How Google Impacts SF Rental Housing Stock

Does Google, whose headquarters are in Palo Alto, CA, have any real impact on the value of property in San Francisco? Most would think no, especially if we don’t own a spectacular luxury home that some tech exec would want to snatch up. But, the answer is actually yes, Google does impact property values: the value of multi-unit residential income properties. And so does Yahoo!. And so does Apple. Let’s look at how.

Google, Yahoo! and Apple all offer their employees a shuttle service from various locations in San Francisco to their corporate campuses. Shuttle stop locations are based on employee feedback of where in San Francisco they most want to live and on how easy the location is for the shuttle buses to access. These two factors have raised apartment rents in areas that otherwise would lag behind tonier blocks in specific neighborhoods. It is often an unsuspected boon to multi-family property owners, who then see their market rate rents (what prospective tenants are willing to pay) soar.

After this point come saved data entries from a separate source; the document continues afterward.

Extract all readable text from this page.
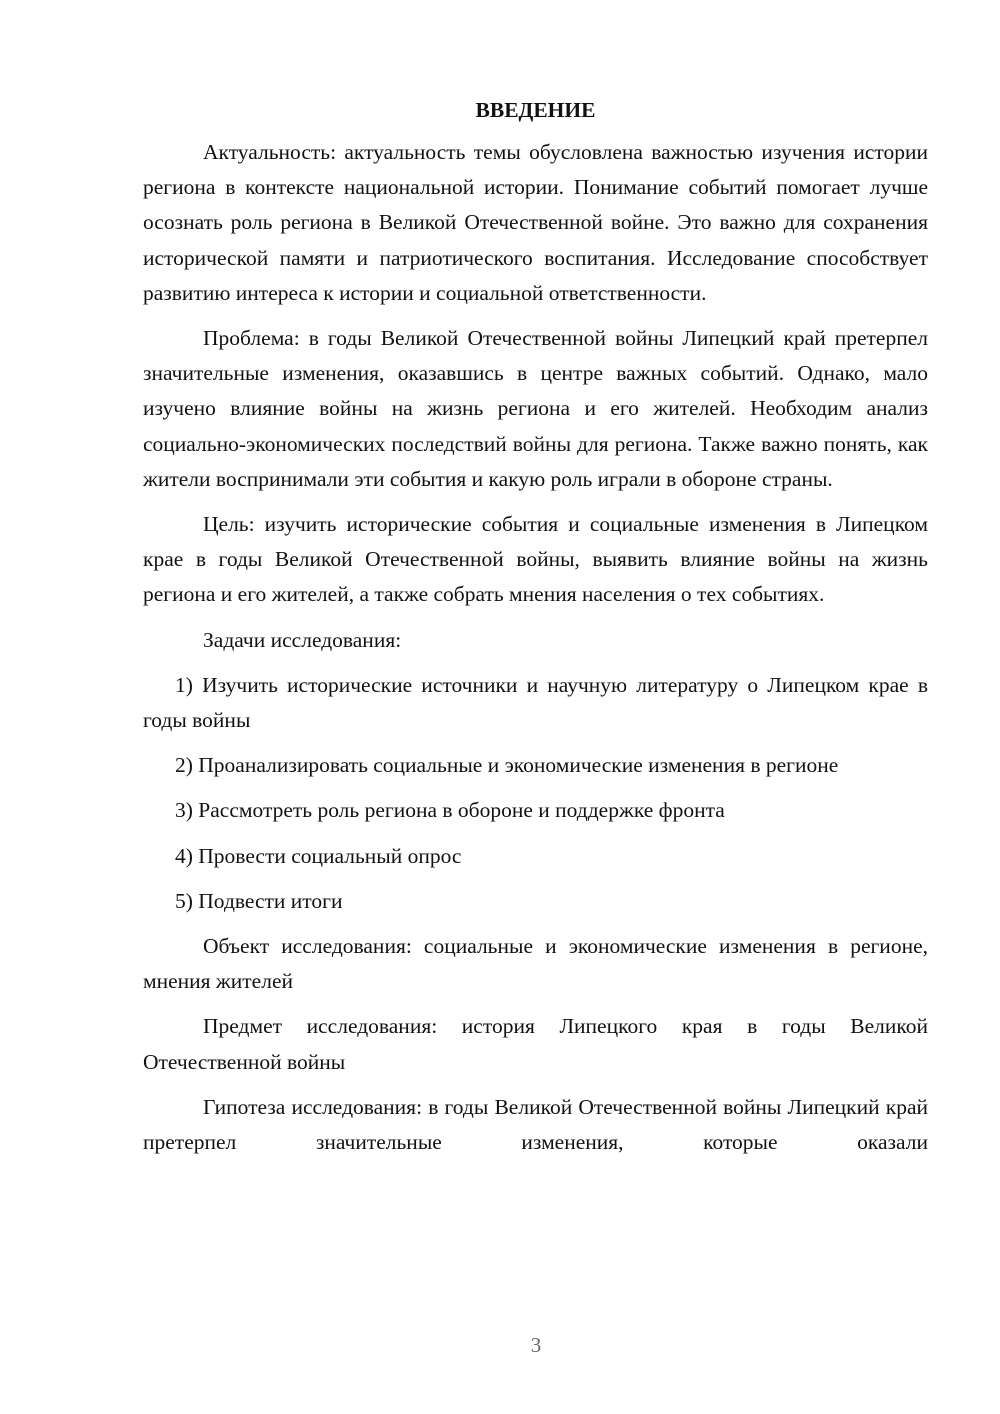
ВВЕДЕНИЕ

Актуальность: актуальность темы обусловлена важностью изучения истории региона в контексте национальной истории. Понимание событий помогает лучше осознать роль региона в Великой Отечественной войне. Это важно для сохранения исторической памяти и патриотического воспитания. Исследование способствует развитию интереса к истории и социальной ответственности.

Проблема: в годы Великой Отечественной войны Липецкий край претерпел значительные изменения, оказавшись в центре важных событий. Однако, мало изучено влияние войны на жизнь региона и его жителей. Необходим анализ социально-экономических последствий войны для региона. Также важно понять, как жители воспринимали эти события и какую роль играли в обороне страны.

Цель: изучить исторические события и социальные изменения в Липецком крае в годы Великой Отечественной войны, выявить влияние войны на жизнь региона и его жителей, а также собрать мнения населения о тех событиях.

Задачи исследования:

1) Изучить исторические источники и научную литературу о Липецком крае в годы войны

2) Проанализировать социальные и экономические изменения в регионе

3) Рассмотреть роль региона в обороне и поддержке фронта

4) Провести социальный опрос

5) Подвести итоги

Объект исследования: социальные и экономические изменения в регионе, мнения жителей

Предмет исследования: история Липецкого края в годы Великой Отечественной войны

Гипотеза исследования: в годы Великой Отечественной войны Липецкий край претерпел значительные изменения, которые оказали

3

Take Pacific Heights, for example. Six years ago, finding a rental on the east side of Fillmore Street was comparatively easier and cheaper than finding one to the west. With elegant lobbies, large units (often exceeding 850 sq ft), and elevator service in most buildings, the multi-unit properties between Jackson and California streets on the east side of Fillmore historically catered to “dog owner” renters taking advantage of lower rents and proximity to Lafayette Park. That changed when shuttle commute began. The Google shuttle pick-up at the corner of Gough and Sacramento streets has changed the rental dynamic of Pacific Heights, producing a lower vacancy rate, faster turnover, and higher rents than the east side of Fillmore has seen in the last 5 years. A friend who left her Franklin Street (at Sacramento St) apartment 5 years ago was paying $1800 per month. Today, the same building is boasting a similar unit for rent floor for $2450, 26.5% higher, despite the soft economy. Rental rates on both sides of Fillmore Street these days are equal. Sales of multi-unit buildings in this area are now relatively non-existent: the last building to sell near the Lafayette Park Google shuttle with more than 5 units was back in 2007.

This type of market shift has happened all over the city. Relocation agents have told me that new Google employees overwhelmingly state that being within a 10 minute walk to a shuttle is their primary housing objective. As employees saturate their own shuttle areas, demand forces Google to improve service by adding shuttle locations. Google last year added 3 shuttle stops in San Francisco. Each time a new shuttle stop is established, it has a positive impact on income property revenue within a 4-6 block walking radius.

When investing in a multi-unit income property, it is important to research not only the property’s current financials, but also who your potential renters will be. Are you close to a hospital? A university? A Google or Yahoo! shuttle stop? How close is the commercial corridor and public transit? Answering these questions can help you determine the desirability of your location, estimate future income, and minimize the risk of your long-term investment.

1 comment:

Jo said...

I think most people would agree that when investing in a multi-unit income property, it is important to research not only the property’s current financials, but also who your potential renters will be.